CARLSBAD – It was not your great-grandfather’s cattle drive, but the four-day, 45-mile-long journey a group of cowboys and adventure tourists made on horseback, pushing cattle from a Lea County ranch to Carlsbad, was enough to be billed the “Cattle Drive of the Century.”
The cattle drive, which began Wednesday from the 35,000-acre Pitchfork Ranch in Lea County and ended Saturday morning at the Eddy County Sheriff’s Posse Arena for an auction, was organized by Lea and Eddy county committees as part of the state’s centennial celebration.
One of the chief organizers, rancher Bert Madera, owner of the Pitchfork, which supplied the nearly 90 head of cattle for the drive, boasted the event was “the largest centennial celebration in the state of New Mexico.”
For the participants, which included two women from Austria who previously worked on Madera’s ranch and several others from out of state, the event was a chance to put themselves in the boots, and saddles, of the ranchers who played a key role in the history of New Mexico and the West.
“This is kind of a historical connection to the cattle drive,” said Frank Goodrich, a medical technologist from Council Grove, Kan., who likes to use his spare time helping ranchers in his area graze cattle in the tall, blue stem grass of the prairie. “The days of the long cattle drives, unfortunately, are over. It’s more of a nostalgia thing for me.”
Eiblis Goldings, a 48-year-old medical researcher from Boston, Mass., said she has spent several vacations working one-way cattle drives in Idaho and Wyoming and decided to pay the $1,800 fee to see some New Mexico country on the four-day ride. While Goldings said the appeal of a cattle drive for her is connecting with the cowboy lifestyle, experiencing those “meditative moments” in the saddle and testing her limits, the drive through New Mexico’s southeast corner “was not roughing it. … You had porta-potties at every campsite.”
More than 80 riders, and a 1906 wagon driven by Carlsbad resident Lanette Irby, arrived Saturday morning in Carlsbad on the last six-mile leg of the journey.
Each night, buses ferried visitors from Hobbs or Carlsbad to the camp site of the cattle drivers. For $75 per head, visitors were provided a “chuck wagon dinner” – brisket, ribs, rice and broccoli casserole and beans on Friday night – and entertained around campfires by Western folk singers and cowboy poets. The group of entertainers was headlined by Michael Martin Murphey, a friend of Madera’s and perhaps best known for his 1975 hit, “Wildfire.”

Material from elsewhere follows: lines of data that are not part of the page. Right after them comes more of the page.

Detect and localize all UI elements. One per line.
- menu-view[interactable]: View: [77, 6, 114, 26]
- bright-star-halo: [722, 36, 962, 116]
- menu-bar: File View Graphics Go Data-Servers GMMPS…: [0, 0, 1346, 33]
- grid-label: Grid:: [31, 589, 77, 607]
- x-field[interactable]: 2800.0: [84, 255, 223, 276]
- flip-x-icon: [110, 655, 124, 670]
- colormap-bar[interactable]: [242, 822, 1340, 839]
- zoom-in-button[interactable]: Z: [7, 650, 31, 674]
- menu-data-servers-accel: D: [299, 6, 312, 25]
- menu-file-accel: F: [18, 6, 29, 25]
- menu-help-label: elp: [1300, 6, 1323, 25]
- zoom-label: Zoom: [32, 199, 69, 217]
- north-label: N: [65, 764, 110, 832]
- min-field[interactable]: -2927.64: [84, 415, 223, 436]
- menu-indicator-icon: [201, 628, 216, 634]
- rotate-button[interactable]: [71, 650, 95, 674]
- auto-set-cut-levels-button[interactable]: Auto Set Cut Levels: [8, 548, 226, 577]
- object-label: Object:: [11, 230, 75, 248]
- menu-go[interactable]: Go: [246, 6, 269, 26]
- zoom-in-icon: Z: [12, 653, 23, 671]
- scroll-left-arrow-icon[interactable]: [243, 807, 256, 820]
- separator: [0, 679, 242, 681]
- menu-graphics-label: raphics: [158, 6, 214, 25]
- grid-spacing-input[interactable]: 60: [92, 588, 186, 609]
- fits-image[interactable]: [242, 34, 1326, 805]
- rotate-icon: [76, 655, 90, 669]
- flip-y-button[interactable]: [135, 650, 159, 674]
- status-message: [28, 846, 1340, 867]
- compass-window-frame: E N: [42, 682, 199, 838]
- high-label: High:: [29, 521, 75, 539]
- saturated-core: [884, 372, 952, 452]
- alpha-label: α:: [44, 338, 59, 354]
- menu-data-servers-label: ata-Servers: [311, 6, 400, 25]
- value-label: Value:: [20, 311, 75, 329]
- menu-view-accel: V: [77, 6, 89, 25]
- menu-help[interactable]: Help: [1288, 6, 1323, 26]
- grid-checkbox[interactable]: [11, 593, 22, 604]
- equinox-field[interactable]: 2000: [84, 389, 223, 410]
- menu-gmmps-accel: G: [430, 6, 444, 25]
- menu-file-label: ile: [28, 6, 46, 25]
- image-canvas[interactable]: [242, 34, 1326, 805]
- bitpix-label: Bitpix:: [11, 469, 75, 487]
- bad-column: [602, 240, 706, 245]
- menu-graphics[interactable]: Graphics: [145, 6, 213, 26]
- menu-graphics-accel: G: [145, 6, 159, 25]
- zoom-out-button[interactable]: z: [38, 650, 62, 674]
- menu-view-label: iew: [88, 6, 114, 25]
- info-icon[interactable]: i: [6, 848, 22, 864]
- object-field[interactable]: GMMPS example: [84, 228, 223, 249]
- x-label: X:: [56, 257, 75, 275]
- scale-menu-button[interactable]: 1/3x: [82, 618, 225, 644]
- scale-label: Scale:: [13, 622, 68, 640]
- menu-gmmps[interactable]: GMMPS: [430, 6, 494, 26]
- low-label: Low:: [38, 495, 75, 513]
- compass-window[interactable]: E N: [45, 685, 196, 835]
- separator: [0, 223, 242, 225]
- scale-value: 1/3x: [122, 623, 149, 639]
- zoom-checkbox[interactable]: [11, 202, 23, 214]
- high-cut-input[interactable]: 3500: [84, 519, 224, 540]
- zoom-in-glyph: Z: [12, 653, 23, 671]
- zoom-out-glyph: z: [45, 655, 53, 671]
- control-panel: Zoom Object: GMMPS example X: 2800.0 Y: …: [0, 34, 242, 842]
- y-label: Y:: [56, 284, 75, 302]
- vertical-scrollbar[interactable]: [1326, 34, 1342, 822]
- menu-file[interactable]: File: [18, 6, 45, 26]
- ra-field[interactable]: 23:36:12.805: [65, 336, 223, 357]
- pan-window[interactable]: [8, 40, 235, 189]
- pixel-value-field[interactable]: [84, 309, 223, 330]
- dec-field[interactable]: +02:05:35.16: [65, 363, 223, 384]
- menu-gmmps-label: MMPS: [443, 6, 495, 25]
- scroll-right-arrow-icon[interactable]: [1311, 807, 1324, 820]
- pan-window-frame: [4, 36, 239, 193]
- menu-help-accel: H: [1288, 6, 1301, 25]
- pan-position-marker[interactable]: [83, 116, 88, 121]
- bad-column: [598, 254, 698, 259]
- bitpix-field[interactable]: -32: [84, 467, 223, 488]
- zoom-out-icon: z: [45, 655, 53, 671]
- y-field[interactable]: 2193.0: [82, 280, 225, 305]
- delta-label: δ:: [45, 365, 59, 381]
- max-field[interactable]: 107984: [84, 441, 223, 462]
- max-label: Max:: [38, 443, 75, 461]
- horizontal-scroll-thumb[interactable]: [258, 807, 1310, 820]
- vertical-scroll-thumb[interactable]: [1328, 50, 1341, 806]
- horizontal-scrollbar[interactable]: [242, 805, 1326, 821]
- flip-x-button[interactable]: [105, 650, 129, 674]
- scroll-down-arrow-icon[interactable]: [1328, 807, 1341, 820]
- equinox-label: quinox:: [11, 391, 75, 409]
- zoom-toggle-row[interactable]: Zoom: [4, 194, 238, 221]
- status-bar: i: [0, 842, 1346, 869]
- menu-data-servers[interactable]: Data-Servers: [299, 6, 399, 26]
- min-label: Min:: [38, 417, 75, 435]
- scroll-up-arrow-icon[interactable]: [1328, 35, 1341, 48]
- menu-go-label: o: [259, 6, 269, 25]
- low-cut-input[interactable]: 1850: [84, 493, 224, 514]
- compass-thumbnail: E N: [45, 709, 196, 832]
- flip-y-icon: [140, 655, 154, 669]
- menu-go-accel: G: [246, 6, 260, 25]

Water was trucked in to the campsites for the cattle and the riders. The first two days of the drive, the trail largely paralleled state highways, but on Friday the group got a chance to cross open country.
Gov. Susana Martinez greeted the group Thursday along a portion of the trail near a highway.
The drive touched part of the historic Goodnight-Loving Trail, named after ranchers Charles Goodnight and his partner Oliver Loving who herded cattle up the Pecos River to Fort Sumner to sell to the Army in the 1860s. Loving’s narrow escape from Comanches and subsequent death in 1867 from a gunshot-related injury while driving 2,000 head of cattle to Fort Sumner formed the basis for Larry McMurtry’s Western novel “Lonesome Dove,” said Calvin Smith, executive director of the Western Heritage Museum Complex and Lea County Cowboy Hall of Fame in Hobbs.
The great Western cattle drives largely went by the wayside by the end of the 19th century, with the closing of trails and the reliance on railroads for shipping beef to market. But drives of shorter distances still persist in various locations.
Madera noted that his own father, who operated the Chico Ranch 18 miles south of Guadalupe Peak and across the Texas line, once drove a herd 100 miles west to water in Jal during a drought in the 1930s.
Lawton, Okla., retiree Penn Rabb said he read about the centennial cattle drive in New Mexico Magazine and, despite the fact he had hip replacement surgery about 10 years ago and has hardly ridden a horse since he was a young man, he considered the event “the opportunity of a lifetime I didn’t want to pass up.”
“My wife said, ‘You can’t do that,’ but I finally won her over,” Rabb said. “She said, ‘If you want to do it that bad, you go ahead.’ ”
Rabb said he trained for the event by riding a horse once a week in the two months before the May 9 start. During the drive, three men would hoist him into the saddle, because he could not lift his leg high enough to put his foot into the stirrup, and three men would help him off the horse at the end of each day.
“I was determined I would make it,” Rabb said. “It’s an experience I wouldn’t trade.”